Bevo, the longhorn steer mascot of the University of Texas, made his debut on Thanksgiving Day, 1916. During halftime of the annual rivalry game against Texas A&M, a group of Texas supporters led by Stephen Pinckney presented the the steer to the Texas student body. Pickney, who had graduated several years before and had long sought to give his alma mater a live longhorn mascot, found the steer while assisting in some West Texas cattle raids. Pickney gathered up contributions from 124 fellow alumni and shipped the steer by rail to campus just before Thanksgiving. It arrived on gameday.

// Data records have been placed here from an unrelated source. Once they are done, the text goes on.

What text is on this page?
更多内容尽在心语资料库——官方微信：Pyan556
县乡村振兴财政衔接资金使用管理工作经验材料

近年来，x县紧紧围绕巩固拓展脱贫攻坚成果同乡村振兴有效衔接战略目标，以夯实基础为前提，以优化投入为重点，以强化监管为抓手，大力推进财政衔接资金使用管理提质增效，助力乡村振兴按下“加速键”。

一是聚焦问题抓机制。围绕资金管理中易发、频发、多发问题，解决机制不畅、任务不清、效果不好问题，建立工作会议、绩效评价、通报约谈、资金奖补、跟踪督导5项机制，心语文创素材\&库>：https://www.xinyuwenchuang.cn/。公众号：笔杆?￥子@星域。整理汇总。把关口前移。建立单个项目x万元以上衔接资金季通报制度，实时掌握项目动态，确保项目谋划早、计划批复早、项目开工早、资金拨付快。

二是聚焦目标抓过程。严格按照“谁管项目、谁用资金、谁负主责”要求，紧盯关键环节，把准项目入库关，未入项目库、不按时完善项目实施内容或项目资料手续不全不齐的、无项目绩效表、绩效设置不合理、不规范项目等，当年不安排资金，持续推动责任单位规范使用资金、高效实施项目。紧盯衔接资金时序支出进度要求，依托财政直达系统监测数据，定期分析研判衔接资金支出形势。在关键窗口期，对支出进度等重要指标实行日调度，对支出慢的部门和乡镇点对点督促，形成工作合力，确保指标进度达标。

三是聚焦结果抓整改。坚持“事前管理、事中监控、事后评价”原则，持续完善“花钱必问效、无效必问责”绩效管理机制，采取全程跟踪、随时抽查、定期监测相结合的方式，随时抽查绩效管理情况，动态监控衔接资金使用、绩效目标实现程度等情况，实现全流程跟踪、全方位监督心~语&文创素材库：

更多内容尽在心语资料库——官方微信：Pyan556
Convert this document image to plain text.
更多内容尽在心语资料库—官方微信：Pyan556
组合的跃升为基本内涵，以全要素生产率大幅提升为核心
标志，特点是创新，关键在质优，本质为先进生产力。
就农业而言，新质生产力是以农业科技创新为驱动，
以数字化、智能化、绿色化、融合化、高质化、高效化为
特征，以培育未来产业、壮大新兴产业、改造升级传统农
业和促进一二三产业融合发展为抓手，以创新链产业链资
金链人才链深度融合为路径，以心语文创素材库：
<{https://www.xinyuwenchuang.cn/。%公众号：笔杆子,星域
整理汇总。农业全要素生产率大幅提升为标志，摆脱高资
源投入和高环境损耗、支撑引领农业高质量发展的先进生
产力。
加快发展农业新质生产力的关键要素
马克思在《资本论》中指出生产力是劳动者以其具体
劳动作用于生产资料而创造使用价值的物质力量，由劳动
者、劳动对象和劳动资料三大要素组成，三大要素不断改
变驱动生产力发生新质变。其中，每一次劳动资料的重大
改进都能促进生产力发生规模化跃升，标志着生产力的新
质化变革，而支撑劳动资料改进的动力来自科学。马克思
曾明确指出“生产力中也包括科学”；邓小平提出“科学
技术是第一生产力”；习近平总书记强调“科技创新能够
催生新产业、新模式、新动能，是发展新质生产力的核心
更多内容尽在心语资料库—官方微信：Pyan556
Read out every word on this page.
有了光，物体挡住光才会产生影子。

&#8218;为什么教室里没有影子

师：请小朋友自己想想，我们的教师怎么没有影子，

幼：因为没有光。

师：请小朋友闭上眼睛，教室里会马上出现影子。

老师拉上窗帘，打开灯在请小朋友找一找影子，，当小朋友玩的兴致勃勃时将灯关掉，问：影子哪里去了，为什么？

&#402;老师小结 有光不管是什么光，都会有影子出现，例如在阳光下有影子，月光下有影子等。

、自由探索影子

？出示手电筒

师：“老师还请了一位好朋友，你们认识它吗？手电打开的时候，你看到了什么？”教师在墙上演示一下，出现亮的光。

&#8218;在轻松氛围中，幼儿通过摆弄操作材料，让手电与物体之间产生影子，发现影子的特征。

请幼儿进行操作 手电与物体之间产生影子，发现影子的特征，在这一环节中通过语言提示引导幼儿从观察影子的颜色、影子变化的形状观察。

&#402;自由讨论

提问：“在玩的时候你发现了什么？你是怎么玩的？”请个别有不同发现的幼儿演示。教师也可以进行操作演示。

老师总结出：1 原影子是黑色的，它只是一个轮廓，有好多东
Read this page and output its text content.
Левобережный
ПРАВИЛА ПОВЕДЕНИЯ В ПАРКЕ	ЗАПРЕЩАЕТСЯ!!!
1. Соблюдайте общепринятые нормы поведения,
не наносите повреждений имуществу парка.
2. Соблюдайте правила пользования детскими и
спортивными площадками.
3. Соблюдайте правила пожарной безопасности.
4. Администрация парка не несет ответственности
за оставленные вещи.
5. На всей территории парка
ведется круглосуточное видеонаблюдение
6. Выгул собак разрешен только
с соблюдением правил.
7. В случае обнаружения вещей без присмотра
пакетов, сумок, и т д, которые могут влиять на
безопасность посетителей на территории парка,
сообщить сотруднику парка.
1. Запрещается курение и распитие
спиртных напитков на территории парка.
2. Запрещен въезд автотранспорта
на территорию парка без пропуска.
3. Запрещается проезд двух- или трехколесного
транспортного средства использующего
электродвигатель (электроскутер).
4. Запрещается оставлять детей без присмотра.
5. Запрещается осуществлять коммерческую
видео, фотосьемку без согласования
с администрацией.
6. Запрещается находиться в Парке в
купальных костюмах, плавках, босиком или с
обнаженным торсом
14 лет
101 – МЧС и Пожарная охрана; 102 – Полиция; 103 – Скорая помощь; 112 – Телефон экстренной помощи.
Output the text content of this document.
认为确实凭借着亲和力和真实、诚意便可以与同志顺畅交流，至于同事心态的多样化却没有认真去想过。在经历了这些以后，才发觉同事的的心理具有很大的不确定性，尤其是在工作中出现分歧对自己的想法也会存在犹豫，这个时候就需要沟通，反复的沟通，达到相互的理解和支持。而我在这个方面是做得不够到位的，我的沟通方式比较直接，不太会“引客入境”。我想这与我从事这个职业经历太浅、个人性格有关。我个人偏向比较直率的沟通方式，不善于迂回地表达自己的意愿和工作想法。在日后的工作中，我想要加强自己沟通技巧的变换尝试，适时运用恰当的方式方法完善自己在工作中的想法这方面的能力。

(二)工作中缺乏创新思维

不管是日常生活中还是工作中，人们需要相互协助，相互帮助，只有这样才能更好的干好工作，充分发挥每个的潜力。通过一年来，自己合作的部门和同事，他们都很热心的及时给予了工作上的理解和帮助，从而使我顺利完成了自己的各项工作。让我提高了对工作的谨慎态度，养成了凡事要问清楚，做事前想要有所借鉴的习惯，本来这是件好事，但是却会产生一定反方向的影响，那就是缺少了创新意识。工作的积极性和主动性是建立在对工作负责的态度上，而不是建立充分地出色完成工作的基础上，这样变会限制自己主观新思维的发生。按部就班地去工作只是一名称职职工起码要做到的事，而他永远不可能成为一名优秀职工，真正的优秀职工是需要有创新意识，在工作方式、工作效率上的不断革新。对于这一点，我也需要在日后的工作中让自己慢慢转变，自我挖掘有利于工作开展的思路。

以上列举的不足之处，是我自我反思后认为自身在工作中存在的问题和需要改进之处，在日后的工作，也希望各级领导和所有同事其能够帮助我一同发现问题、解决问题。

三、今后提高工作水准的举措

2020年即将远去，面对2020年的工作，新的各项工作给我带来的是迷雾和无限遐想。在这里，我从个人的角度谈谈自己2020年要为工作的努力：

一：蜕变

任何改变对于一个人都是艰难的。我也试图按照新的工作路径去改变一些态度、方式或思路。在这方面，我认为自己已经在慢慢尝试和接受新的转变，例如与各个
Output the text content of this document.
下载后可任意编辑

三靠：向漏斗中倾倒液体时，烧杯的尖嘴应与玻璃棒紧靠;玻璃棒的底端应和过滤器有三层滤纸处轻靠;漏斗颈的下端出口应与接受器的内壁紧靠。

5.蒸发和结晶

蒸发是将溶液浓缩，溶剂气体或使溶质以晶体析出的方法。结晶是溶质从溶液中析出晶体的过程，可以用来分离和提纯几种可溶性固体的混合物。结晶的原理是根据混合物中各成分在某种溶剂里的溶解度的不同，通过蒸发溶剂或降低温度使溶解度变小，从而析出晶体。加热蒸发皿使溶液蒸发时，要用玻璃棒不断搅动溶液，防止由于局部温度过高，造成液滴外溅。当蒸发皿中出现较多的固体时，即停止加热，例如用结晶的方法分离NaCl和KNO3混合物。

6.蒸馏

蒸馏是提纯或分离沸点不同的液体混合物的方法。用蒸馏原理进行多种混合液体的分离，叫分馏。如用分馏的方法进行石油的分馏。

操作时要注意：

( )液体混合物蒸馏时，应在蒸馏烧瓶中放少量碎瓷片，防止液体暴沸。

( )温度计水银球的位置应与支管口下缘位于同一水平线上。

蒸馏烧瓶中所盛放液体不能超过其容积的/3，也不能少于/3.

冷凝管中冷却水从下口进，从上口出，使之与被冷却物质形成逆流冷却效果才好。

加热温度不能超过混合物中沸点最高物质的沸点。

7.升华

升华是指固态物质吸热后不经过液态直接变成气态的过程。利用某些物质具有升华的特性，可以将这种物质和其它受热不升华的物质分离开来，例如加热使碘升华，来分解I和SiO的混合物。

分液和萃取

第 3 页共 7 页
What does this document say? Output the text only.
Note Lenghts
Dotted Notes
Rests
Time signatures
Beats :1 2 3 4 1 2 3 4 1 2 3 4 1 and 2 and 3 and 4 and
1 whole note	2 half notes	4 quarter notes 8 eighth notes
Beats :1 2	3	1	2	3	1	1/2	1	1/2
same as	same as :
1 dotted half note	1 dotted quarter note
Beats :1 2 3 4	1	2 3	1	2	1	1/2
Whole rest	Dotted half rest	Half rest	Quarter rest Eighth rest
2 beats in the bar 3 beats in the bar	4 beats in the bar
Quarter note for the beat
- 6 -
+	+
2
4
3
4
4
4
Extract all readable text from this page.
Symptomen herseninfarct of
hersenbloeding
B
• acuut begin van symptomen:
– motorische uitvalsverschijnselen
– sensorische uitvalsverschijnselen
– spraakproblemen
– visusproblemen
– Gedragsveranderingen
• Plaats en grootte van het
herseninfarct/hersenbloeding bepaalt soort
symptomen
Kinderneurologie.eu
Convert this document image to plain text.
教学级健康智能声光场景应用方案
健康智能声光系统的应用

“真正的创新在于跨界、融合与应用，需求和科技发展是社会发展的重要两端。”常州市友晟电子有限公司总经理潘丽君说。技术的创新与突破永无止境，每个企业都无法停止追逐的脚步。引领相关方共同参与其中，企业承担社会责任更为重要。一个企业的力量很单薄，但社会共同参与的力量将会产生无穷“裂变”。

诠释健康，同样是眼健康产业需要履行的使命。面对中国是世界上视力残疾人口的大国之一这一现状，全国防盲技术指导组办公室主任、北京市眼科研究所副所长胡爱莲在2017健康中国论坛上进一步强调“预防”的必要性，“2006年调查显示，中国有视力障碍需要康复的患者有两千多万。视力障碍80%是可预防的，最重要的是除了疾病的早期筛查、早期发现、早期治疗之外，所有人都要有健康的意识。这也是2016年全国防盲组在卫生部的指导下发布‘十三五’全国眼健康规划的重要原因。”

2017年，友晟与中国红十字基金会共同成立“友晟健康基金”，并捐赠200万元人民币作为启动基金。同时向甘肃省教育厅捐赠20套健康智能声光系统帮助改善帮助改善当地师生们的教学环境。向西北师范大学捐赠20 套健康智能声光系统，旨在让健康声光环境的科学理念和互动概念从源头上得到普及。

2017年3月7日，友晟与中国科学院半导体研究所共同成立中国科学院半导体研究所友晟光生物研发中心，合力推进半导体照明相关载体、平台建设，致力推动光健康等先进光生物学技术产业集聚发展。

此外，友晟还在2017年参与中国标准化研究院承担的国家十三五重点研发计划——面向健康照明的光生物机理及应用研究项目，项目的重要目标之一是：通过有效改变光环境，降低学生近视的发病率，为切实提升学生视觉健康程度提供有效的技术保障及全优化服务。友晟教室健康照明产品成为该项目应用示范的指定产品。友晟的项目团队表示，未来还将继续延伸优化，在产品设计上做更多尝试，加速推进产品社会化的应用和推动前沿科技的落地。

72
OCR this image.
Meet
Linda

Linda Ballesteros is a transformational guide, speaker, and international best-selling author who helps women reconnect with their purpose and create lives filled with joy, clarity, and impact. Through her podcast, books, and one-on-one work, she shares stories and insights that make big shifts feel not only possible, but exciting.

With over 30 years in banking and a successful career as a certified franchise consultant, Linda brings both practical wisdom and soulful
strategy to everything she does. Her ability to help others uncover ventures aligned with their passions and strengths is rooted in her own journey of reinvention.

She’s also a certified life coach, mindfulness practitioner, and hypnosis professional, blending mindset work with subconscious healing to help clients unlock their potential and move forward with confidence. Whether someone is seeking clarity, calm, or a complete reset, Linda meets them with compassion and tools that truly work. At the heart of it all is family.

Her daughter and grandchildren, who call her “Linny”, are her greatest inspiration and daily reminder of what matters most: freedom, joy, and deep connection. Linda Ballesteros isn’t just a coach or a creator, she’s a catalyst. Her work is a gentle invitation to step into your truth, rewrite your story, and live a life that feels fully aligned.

Texas beat the Aggies, 22-7. But the new mascot didn’t seem too happy about it. Possibly because he was shipped to Austin without any food or water, Bevo was in a foul mood and even charged a photographer trying take his portrait. Things got worse a few months later, when Aggie fans snuck into Austin and branded Bevo with a “13-0” -- the score of a recent A&M win over Texas. Bevo was soon afterward shipped to a ranch outside of Austin. He remained there until 1920, when the University tired of paying 50 cents a day to keep him fed. So the original Bevo ended up being served, as dinner, at that year's football banquet.
The Bevo Myth:
Texas legend states that the name "Bevo" originated from the Aggies’ “13-0” brand. According to this popular story, when Texas undergrads discovered the brand, they tried their best to alter it, turning the “13-0” into the name “Bevo.” It’s a great story, but one that is also completely untrue. In fact, when Bevo was served up to Longhorns in 1920, his hide was given as a gift to the Aggies -- and the hide still read, “13-0,” not “Bevo.”
The Bevo Reality:
The first record of the name "Bevo" is found in a 1916 edition of the Texas alumni magazine Alcalde, in which editor Ben Dyer, recounting the presentation of the steer, wrote: "His name is Bevo. Long may he reign!" Why Dyer chose that name, however, remains unclear. Some have suggested Dyer named the steer after a popular beverage of the time, brewed by Anheuser-Busch, called “Bevo.” Others discount that theory, noting the drink was fairly rare in Texas in 1916. A more recent theory states the name “Bevo” resulted from the popular trend of the time to create nicknames with an “o” at the end. But really, nobody knows.